Fenton Friday: A TRUE Purple Tomato

There is a very funky tomato ripening this week at my community garden plot at the Fenton Street Garden. It is purple -- true purple -- not just purple in name as so many other tomatoes are but actually ripen to a dark burgundy shade. This one is 'Indigo Rose.'

The foliage on the plant is also interesting as it started out as a seedling growing almost charcoal black, now it has greened up a bit. The 'Indigo Rose' is slightly larger than a cherry tomato and is oval-ish in shape. I have not tasted one yet, but will this week after giving it a few more days to ripen fully on the vine.

It is new to the home grower market. The 'Indigo Rose' was developed by Jim Myers at Oregon State University. Don't worry folks, it is not some GMO monstrosity, this tomato was bred traditionally with wild varieties from Chile and the Galapagos Islands.

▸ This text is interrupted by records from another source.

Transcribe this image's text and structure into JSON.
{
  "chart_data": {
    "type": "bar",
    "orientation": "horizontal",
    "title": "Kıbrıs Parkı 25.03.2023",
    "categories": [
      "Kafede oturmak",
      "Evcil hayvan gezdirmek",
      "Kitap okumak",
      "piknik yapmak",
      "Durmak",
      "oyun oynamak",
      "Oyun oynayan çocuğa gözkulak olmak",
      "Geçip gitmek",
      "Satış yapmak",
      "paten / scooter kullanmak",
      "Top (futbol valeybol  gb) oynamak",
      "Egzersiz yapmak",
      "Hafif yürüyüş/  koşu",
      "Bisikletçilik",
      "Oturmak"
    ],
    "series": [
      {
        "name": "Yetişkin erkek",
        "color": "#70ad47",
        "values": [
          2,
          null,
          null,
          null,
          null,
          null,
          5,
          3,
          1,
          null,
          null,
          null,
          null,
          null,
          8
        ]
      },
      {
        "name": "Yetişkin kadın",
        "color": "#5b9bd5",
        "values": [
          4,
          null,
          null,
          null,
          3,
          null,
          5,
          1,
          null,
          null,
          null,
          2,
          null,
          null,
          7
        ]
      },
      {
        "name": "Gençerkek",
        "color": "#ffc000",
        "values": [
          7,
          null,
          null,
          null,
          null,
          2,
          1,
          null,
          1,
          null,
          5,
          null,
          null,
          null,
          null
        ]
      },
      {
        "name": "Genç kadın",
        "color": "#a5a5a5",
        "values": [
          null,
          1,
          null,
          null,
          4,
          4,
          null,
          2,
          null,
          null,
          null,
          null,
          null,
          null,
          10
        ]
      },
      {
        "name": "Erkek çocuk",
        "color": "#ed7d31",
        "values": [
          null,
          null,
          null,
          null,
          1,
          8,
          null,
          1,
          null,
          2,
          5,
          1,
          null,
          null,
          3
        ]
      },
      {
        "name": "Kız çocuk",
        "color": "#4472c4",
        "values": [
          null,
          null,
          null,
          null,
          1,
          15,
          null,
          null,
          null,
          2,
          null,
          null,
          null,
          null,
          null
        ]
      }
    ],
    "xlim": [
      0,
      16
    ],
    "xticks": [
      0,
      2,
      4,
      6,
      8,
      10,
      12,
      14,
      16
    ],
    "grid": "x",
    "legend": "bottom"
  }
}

The breeders were seeking to create a tomato with high levels of antioxidants and this is the first one to have anthocyanins in its fruit. (Other tomatoes have it in their foliage, which is inedible.) According to the OSU web site, "Anthocyanins are in the class of flavonoids – compounds found in fruits, vegetables and beverages – that have aroused interest because of their potential health benefits. They have many varied effects on human health, but while they are powerful antioxidants in the test tube, we don’t really know whether they have an antioxidant effect in the human body."

So time will tell, whether this tomato breeding break-through is a true boon to human health. Meanwhile, it sure is pretty!

2 comments:

Eileen Schramm said...

Mine is not very satisfying. It seems to go from unripe (purple patch on green) to ripe-ish (purple patch on yellow) and then what should be ripe (purple on red). But after it starts turning yellow it also gets mealier and by red I consider it inedible.
I have been picking them unripe and roasting/charring them. They taste sort of like tomatillos/green plums then.
Curious what others think?

WashingtonGardener said...

Eileen - I'm having trouvle waiting for "fully ripe" -- so far have eaten mine while still in purple-green stage. They were firm and tomato-y. Not sweet, but fine.

Anyone else wait til ripe? What was your impression?